They wanted their son, a mage by birth and noble by name, to have the very best and to live as long as he could. He was born in their hopes and dreams. 

Fódlan is not a fairytale land. 

They knew this well. 

**Claude.**

When the war comes, Lorenz witnesses two events that change him irrevocably: 

Claude, in tears, tearing a gold chain from his own hair and pressing Dimitri’s fist closed around it as Dedue drags Dimitri away. 

Hilda, in an unconscious mess of blood and broken bones, dragged from the field by Raphael and Lysithea. 

He registers these two events as if they happen in front of him at the same time. In reality, he sees Claude’s action first before Raphael and Lysithea cross his field of vision in a hurry. At that moment, Lorenz could not move. He stands frozen, staring straight ahead to where Claude wept inconsolably. He stares long enough that Lysithea has already stolen a pegasus to carry Hilda away by the time Lorenz could have roused himself to look. He doesn’t look, though. He learns about those events months later when the world is already changed. 

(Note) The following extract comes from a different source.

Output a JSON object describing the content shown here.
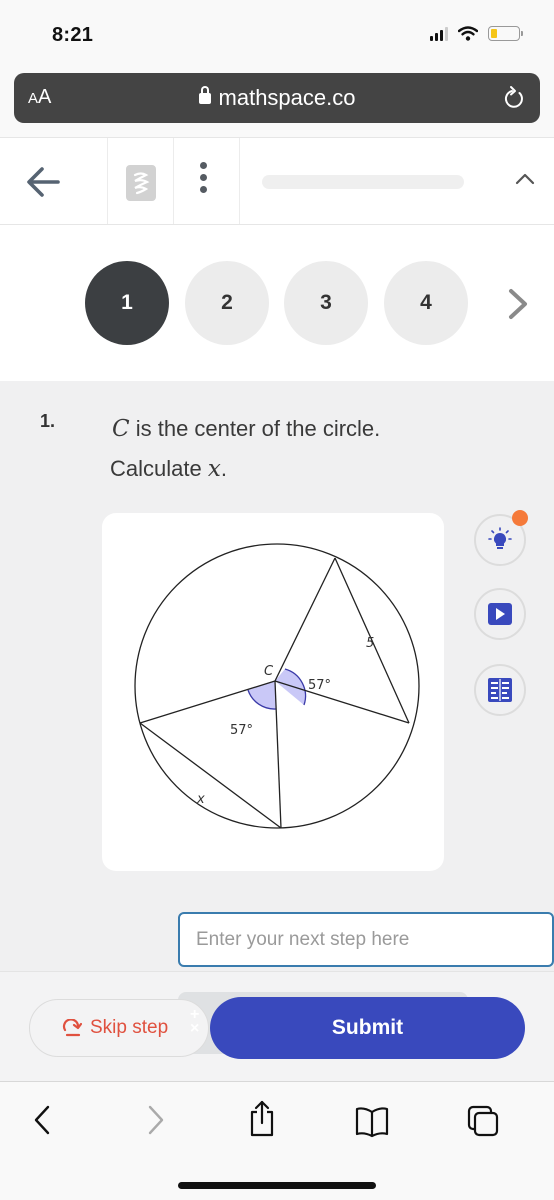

Instead, he watches Claude rouse himself. Swipe furiously at his eyes. He turns and raises his head. To Lorenz. Claude’s eyes widen. For a moment, he is bare. There is so much fear. 

Something that Lorenz would not come to understand for months yet stirs. 

He surges forward. Grabs Claude. He drags him around and against Lorenz’s chest. He looks around, suddenly urgent, and spots Marianne and Leonie approaching with a highbred horse. 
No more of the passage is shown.